Monday, August 29, 2005
Oh, Jen, is that the best you can do after four days off? Yet another Big Picture of Fruit? Fear not, dear friends, for I have much more than this. I have words, and plenty of 'em, thanks to the weekend I spent in the company of three truly superlative women. I am trying to get them all down on paper, so to speak, but in the event that my forehead falls onto the keyboard before the words finish making themselves known, we can at least celebrate the fact that it's the season for my favorite little sour purple rose-scented fruit, the source of my favorite little tart purple rose-scented jam. Behold, the damsons have arrived.
Hi, Alisa! Thanks for stopping by. There will eventually be a recipe for damson jam, as soon as I get my act together.

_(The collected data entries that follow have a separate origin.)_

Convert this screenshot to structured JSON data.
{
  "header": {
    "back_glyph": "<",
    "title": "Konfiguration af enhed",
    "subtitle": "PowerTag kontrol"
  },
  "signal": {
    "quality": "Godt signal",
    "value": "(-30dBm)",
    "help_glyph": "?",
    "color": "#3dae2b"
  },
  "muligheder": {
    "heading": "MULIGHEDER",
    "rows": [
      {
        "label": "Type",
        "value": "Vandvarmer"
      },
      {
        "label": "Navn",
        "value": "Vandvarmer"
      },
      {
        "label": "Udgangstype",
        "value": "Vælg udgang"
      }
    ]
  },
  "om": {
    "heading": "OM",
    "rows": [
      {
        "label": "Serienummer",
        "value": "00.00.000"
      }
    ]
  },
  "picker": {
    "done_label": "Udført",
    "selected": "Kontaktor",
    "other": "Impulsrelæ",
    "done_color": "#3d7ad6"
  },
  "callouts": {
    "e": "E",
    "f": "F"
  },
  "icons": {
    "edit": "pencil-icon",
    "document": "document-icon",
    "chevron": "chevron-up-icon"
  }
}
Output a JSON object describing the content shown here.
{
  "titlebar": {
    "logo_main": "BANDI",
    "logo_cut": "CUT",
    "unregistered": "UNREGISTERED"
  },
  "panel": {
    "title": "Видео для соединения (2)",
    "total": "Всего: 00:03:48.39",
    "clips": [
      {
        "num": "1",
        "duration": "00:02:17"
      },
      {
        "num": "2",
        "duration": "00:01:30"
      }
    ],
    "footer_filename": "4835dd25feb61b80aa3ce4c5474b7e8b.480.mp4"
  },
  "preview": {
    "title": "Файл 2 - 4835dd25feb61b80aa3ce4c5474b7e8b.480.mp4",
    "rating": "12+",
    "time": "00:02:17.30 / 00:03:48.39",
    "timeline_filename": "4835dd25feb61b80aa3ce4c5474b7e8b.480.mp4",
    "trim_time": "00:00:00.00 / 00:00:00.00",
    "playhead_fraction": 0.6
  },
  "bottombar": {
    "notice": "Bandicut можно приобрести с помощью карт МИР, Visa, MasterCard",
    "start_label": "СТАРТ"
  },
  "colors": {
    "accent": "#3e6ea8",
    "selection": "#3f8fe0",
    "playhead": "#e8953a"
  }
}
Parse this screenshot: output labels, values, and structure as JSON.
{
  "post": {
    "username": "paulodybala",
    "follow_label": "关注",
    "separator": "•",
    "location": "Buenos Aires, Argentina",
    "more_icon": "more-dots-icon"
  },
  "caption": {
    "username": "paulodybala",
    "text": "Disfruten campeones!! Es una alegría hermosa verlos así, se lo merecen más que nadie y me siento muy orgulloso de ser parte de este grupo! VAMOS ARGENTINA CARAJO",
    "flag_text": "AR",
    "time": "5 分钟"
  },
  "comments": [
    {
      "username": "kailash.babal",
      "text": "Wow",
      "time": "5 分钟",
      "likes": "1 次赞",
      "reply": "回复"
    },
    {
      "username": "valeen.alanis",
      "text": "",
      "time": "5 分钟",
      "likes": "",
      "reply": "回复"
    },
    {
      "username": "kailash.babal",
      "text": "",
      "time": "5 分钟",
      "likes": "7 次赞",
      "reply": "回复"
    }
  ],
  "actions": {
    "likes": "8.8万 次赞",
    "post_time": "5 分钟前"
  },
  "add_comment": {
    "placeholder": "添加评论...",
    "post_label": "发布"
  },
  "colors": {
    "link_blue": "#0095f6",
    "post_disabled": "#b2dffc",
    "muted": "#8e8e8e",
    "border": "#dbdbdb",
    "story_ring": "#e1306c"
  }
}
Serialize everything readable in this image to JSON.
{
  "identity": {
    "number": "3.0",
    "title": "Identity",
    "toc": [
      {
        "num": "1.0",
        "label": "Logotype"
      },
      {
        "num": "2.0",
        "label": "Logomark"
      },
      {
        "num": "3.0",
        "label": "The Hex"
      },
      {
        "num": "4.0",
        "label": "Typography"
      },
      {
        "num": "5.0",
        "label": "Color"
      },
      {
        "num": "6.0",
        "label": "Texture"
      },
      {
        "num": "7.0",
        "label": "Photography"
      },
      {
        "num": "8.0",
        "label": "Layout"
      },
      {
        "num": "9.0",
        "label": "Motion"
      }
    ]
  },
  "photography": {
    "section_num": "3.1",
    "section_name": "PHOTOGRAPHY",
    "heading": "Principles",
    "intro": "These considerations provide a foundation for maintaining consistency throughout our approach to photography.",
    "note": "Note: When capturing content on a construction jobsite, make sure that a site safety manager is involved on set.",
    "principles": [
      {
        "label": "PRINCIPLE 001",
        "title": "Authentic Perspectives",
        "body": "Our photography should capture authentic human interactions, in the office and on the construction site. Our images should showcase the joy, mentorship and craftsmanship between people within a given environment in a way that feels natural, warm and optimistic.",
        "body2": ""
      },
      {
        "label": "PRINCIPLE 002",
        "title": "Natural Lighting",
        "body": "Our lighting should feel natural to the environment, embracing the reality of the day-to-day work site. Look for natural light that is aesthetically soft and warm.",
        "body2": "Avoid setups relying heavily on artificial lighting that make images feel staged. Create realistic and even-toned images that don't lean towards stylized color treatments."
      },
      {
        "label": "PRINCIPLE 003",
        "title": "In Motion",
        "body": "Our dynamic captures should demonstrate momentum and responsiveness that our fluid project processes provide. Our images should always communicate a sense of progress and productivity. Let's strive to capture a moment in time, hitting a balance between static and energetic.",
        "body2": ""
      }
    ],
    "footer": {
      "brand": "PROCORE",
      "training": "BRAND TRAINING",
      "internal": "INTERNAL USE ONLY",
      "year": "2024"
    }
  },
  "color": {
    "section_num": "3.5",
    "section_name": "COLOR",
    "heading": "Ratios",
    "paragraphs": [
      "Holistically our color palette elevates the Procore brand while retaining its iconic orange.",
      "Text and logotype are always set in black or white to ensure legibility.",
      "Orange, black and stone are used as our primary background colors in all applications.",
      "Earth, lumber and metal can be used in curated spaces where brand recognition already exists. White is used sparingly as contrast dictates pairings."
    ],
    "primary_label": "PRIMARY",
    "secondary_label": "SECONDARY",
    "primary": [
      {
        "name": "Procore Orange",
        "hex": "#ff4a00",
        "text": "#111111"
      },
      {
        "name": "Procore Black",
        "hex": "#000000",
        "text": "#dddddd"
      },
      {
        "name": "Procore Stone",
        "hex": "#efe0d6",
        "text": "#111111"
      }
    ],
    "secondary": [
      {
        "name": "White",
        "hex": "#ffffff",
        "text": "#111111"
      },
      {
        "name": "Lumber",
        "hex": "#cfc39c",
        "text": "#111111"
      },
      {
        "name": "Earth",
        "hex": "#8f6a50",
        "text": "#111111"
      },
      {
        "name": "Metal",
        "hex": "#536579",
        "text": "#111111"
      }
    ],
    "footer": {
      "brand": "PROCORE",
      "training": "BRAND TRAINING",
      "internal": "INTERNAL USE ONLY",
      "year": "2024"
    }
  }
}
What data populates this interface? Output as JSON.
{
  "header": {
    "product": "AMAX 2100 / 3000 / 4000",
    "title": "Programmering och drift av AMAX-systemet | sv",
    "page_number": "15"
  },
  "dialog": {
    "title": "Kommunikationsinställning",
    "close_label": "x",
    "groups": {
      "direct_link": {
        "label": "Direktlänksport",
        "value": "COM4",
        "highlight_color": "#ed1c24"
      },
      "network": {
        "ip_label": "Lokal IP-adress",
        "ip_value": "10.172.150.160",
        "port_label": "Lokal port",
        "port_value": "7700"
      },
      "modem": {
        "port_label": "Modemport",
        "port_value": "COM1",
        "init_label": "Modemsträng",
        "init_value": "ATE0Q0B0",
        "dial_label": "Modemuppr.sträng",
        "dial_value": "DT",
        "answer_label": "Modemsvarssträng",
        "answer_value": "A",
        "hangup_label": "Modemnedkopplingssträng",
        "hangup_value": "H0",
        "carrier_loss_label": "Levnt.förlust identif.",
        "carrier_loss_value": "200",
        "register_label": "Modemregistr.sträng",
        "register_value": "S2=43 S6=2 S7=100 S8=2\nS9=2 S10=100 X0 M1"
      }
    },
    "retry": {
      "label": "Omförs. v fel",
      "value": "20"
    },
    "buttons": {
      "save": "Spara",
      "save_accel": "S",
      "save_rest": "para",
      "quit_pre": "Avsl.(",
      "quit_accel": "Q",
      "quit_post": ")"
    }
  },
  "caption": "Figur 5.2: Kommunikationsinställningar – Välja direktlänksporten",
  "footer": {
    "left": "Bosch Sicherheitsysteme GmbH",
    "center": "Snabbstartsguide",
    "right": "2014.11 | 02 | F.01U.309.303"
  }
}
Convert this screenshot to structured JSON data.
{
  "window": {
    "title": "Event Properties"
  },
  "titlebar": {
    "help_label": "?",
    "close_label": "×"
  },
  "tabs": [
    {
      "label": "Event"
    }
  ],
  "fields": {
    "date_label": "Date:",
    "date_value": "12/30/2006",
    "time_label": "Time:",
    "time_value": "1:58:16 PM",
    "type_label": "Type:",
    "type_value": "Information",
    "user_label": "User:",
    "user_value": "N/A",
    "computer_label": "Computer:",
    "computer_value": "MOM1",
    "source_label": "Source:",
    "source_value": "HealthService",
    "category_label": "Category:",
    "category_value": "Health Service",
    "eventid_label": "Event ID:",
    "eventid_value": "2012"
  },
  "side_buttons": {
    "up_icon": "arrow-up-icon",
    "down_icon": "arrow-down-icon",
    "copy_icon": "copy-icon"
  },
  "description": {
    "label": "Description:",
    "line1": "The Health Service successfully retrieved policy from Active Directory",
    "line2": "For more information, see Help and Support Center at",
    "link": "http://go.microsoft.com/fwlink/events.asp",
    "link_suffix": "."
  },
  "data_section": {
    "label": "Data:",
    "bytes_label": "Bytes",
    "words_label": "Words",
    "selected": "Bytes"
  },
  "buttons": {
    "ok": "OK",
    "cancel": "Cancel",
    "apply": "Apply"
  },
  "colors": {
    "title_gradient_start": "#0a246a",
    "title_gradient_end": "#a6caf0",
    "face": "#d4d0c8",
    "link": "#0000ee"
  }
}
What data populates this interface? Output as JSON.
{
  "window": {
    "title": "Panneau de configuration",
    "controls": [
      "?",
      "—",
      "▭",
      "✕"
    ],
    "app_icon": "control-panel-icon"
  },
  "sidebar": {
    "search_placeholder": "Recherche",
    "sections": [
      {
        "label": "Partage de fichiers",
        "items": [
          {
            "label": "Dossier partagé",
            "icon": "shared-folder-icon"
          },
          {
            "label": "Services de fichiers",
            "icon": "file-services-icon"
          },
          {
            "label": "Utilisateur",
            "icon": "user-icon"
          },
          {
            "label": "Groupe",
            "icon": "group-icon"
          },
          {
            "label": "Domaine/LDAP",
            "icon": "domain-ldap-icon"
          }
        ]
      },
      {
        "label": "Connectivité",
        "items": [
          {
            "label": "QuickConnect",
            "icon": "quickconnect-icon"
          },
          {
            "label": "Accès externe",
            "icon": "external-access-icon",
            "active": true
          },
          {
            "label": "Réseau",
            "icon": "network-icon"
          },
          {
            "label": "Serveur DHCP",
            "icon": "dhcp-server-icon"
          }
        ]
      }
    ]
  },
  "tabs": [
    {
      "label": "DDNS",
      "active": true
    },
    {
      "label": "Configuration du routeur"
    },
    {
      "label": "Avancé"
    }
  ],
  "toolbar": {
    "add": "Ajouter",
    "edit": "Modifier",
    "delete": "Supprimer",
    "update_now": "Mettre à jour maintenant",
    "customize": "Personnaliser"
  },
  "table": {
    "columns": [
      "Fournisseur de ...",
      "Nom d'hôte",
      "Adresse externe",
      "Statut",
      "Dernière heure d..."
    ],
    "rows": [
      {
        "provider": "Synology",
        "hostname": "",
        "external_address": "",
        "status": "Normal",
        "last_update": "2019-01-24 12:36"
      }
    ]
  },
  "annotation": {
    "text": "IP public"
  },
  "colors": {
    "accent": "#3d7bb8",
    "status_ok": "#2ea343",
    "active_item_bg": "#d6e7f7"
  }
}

In the photo above, the damsons do look like Italian prune plums. They differ, though, in three ways: 1. Damsons are very small, about half the size of Italian prune plums. 2. Damsons are a clingstone fruit, while most prune plums are freestone. 3. Damsons are so sour as to be inedible when raw. Like quinces, damsons need to be cooked and sweetened, and they give off the most beautiful perfume as they cook.
Your dad is right about underripe damsons making better jam. They contain more pectin than overripe ones. With some “regular” plum jam recipes, the cook is advised to use a mix of ripe and underripe fruit, underripe for pectin, ripe for flavor. I don’t sweat it too much. I just buy whatever is available. (I get my damsons from a stand at my local farmer’s market.)